I remember as yesterday the green and gold of that Summer morning, the sky of flowery blue, and always the sound of the Lake that broke in flashing splendor on the piles that made the breakwater opposite.  That music I heard night and day - and this day of days it made its promise.

They showed me many pretty things and spoke kind words, but the hours were long and before the light of the afternoon had begun to fade there crept upon me the feeling of restlessness, of wistful and finally definable desire which yet is the very essence of pain - great tears rolled down as the words formed themselves, tightening the heart, choking in the throat - "I want to go home, I want Mother - I want Mother" - "Don't cry," said the kind daughter of the house wiping away the tears that overflowed - "I'll make you a great big doll like a real baby - See now," and curiosity and kindling interest dried her eyes as she watched the deft fingers that took the pillow from the bed, and tied a long skirt around the middle, another higher up to make the neck, pinned back the corners for a round face, and with a piece of charcoal transformed by rapid strokes that gave hair and eyes and nose and mouth, and fastening a cap that rounded the face she wrapped it in a blanket, and placed it in the eagerly extended arms almost as large as the four year old that held it.  "Oh, can I have it, can I take it home?" she cried in ecstasy, "Why I think there is a little Baby at your house, I thought I saw the Doctor leave one there, - Let's go and see" was the surprising answer that set my little feet flying.
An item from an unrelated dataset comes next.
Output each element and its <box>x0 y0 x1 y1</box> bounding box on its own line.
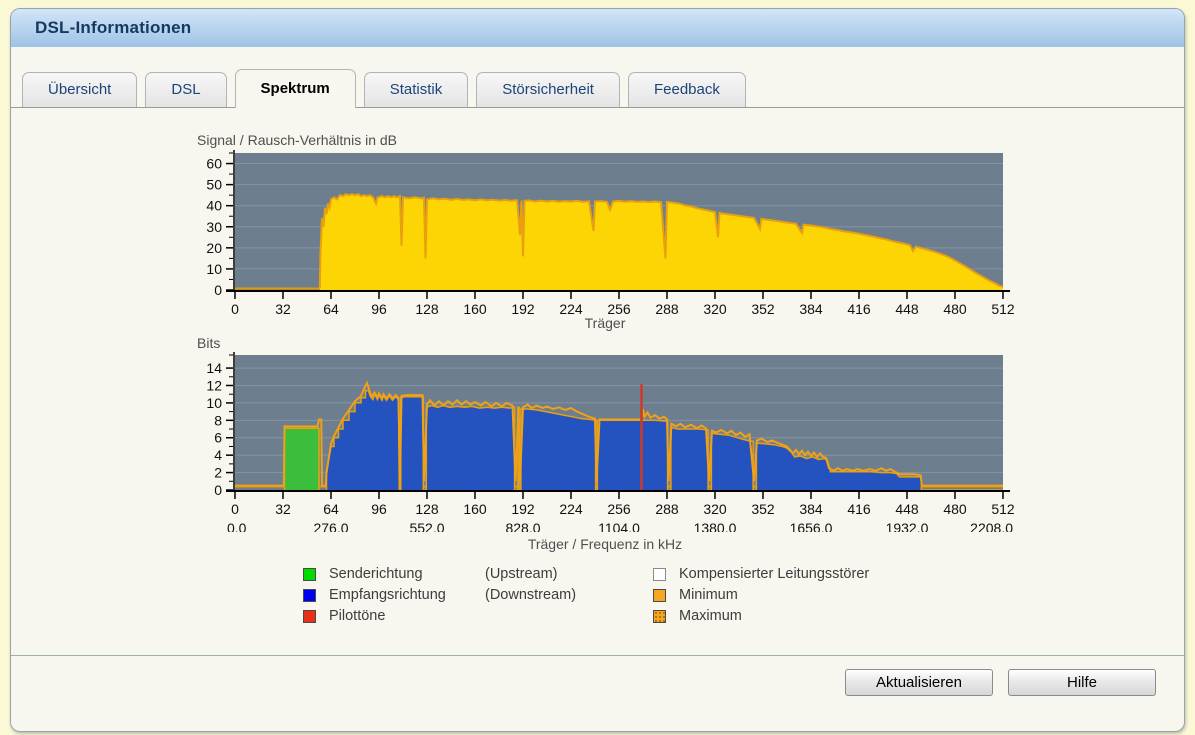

It is seventy-five years ago, but I can still see the street that stretched beside the lake as we passed out after so many hours of that unforgettable day - And Lo! when breathless I found myself safe at home, I was taken into the darkened chamber!  They lifted me up to see the pale Mother who smiled up at is from her pillow.  And for the first time I saw love made manifest.

Then she looked down upon the little bundle of flannel in her arms, her features irradiated by a passion of tenderness - 

"See, she said - it is your little brother and his name is Horace." 

(NOTE:  Judge Horace Gray Lunt.  Born 13 August 1847, Chicago, Illinois; Died 23 February 1923, Colorado Springs, Colorado.)